Donna Birch Trahan, UC Merced
UC Merced staff members, students and alumni participated in an experiment to help people gain a better understanding of others’ opinions without abandoning their own viewpoint or values.
Getting people to talk about polarizing topics while remaining respectful was the goal behind last week’s “3 Practices for Crossing the Difference Divide,” a two-day workshop series designed to expose campus and community members to a structured and thoughtful way of talking about differences of opinion.
Nearly 200 people registered in advance to attend one or more of the three workshops held on March 19 and 20. The event, hosted by the Office of the Chancellor, showcased how the 3 Practices technique works.
“We’re here to understand people with whom we disagree,” said Jim Hancock, one of the creators of 3 Practices and a co-facilitator during the event. “The Practices promote understanding not by giving up what we believe, but by carefully listening to what another person believes as part of a path forward.”
3 Practices illustrates that those who adopt the following tenets can successfully talk with someone who holds an opposing viewpoint:
- I’ll be unusually interested in others.
- I’ll stay in the room with difference.
- I’ll stop comparing my best with your worst.
Provocative topics generate discussion
Each workshop addressed a topic that tends to elicit strong opinions:
- “Are We on the Brink of Disaster or Halfway Across the Bridge to a Better America”
- “Build the Wall or Open the Borders: Will E Pluribus Unum (Out of Many, One) Form Our Future as Much as It’s Shaped Our Past”
- “Judge Kavanaugh vs. Dr. Ford, Who Did You Believe?”
Hancock and co-facilitator Jim Henderson deliberately chose eye-popping, provocative titles for the workshops to solicit a variety of opinions. But Henderson, who served as “referee” during each workshop, assured everyone at the start of each session that the process would be “fair, equitable and accomplish something without damaging any human beings.”
Those present got to observe the 3 Practices process at work:
- A speaker in the circle got 2 minutes to state their opinion on the workshop topic.
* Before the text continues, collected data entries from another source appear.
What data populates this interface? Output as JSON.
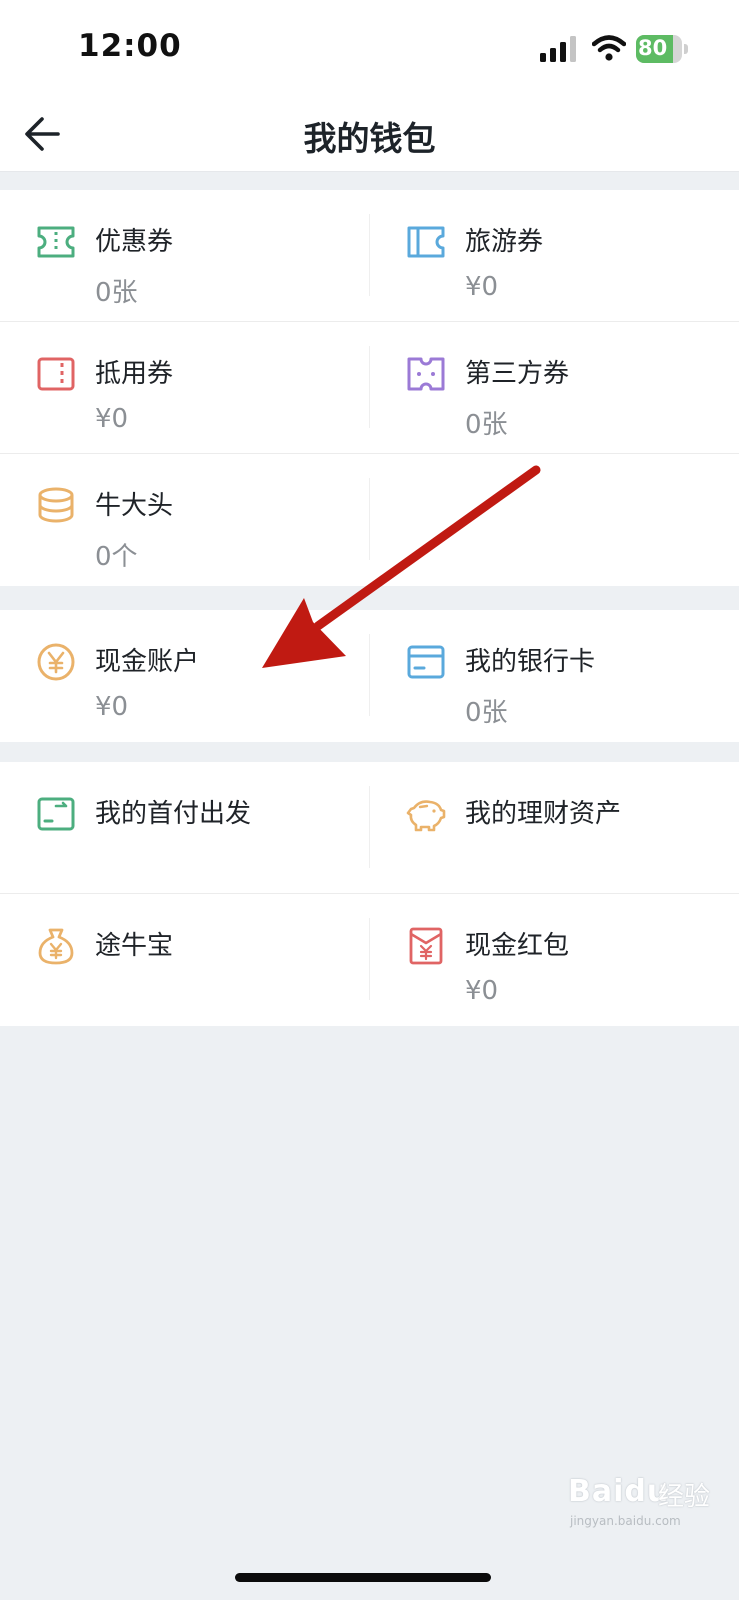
{
  "status_bar": {
    "time": "12:00",
    "battery_percent": 80,
    "battery_label": "80"
  },
  "nav": {
    "title": "我的钱包"
  },
  "sections": [
    {
      "rows": [
        [
          {
            "label": "优惠券",
            "value": "0张"
          },
          {
            "label": "旅游券",
            "value": "¥0"
          }
        ],
        [
          {
            "label": "抵用券",
            "value": "¥0"
          },
          {
            "label": "第三方券",
            "value": "0张"
          }
        ],
        [
          {
            "label": "牛大头",
            "value": "0个"
          }
        ]
      ]
    },
    {
      "rows": [
        [
          {
            "label": "现金账户",
            "value": "¥0"
          },
          {
            "label": "我的银行卡",
            "value": "0张"
          }
        ]
      ]
    },
    {
      "rows": [
        [
          {
            "label": "我的首付出发"
          },
          {
            "label": "我的理财资产"
          }
        ],
        [
          {
            "label": "途牛宝"
          },
          {
            "label": "现金红包",
            "value": "¥0"
          }
        ]
      ]
    }
  ],
  "icons": {
    "coupon": "ticket-icon",
    "travel": "travel-voucher-icon",
    "deduction": "voucher-icon",
    "third_party": "third-party-voucher-icon",
    "niu_coins": "coin-stack-icon",
    "cash_account": "yuan-circle-icon",
    "bank_card": "bank-card-icon",
    "down_payment": "down-payment-card-icon",
    "wealth": "piggy-bank-icon",
    "tuniubao": "money-bag-icon",
    "red_packet": "red-envelope-icon"
  },
  "colors": {
    "green": "#4cae7f",
    "blue": "#5aa9dc",
    "red": "#e06464",
    "purple": "#9b7ad6",
    "orange": "#eab26a",
    "annotation_arrow": "#c01a12"
  },
  "watermark": {
    "brand": "Baidu",
    "text": "经验",
    "url": "jingyan.baidu.com"
  }
}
- The other circle participants (and audience members) listened without interrupting.
- When the speaker finished talking, anyone in the circle could ask a clarifying question that started with the phrase, “I would be curious to know.”
- The questioner had 20 seconds to ask their clarifying question.
- The speaker had 1 minute to respond.
The process repeated until each person who wanted to ask a clarifying question did so, and then started over with another circle participant getting 2 minutes to express their view.
“It slows you down enough to actually focus on listening to somebody else. You’re not just sharing your own viewpoint. You’re asking a question, so you can give the person the gift to further clarify their position.”
–Luanna Putney, associate chancellor
3 Practices encourages people to develop understanding of each other, according to Associate Chancellor Luanna Putney.
“It slows you down enough to actually focus on listening to somebody else,” she said. “You’re not just sharing your own viewpoint. You’re asking a question, so you can give the person the gift to further clarify their position.”
Initially, finding people willing join the circles and share their true, honest viewpoints was difficult, Putney said.
“People were skeptical because they didn’t understand what this was,” Putney said. “We currently have no forums that allow all of us — students, staff and faculty — to get together in an open, welcome environment to talk about difficult subjects in a respectful way.”
Putney added that it takes courage for people to share opinions that might be uncommon or controversial in a certain setting. But when people understand the 3 Practices rules, it’s easier to engage in dialogue and dive deeper into issues.
“As we deal with crises and national events that affect our campus, we are going to need this kind of practice,” she said.
The 3 Practices method was born from The No Joke Project, a feature-length documentary; the book “No Joke: A Rabbi, an Imam and a Preacher Do the Unthinkable and Become Friends for Life,” co-written by Henderson and Cara Highsmith; and a series of live shows about the friendship between three clergymen in Peoria, Ill.
Putney said several people who attended thanked Chancellor Dorothy Leland for offering a program that allows different viewpoints to be heard.
Attendees were asked to provide feedback about the series, which will help campus leadership determine whether bring the 3 Practices method back UC Merced to teach it to campus community members who could then serve as facilitators across a range of difficult topics.
Jose Lopez, a second-year environmental engineering student from Echo Park, attended the first workshop as an observer. After watching the process during the first day, he returned the next day and volunteered to participate inside the circle during the remaining sessions.
“Other (methods) are more like a debate where people just want to get in their one-liners,” Lopez said. “They don’t even try to empathize with each other. With 3 Practices, I was surprised at how effective they were and how people are able to learn.”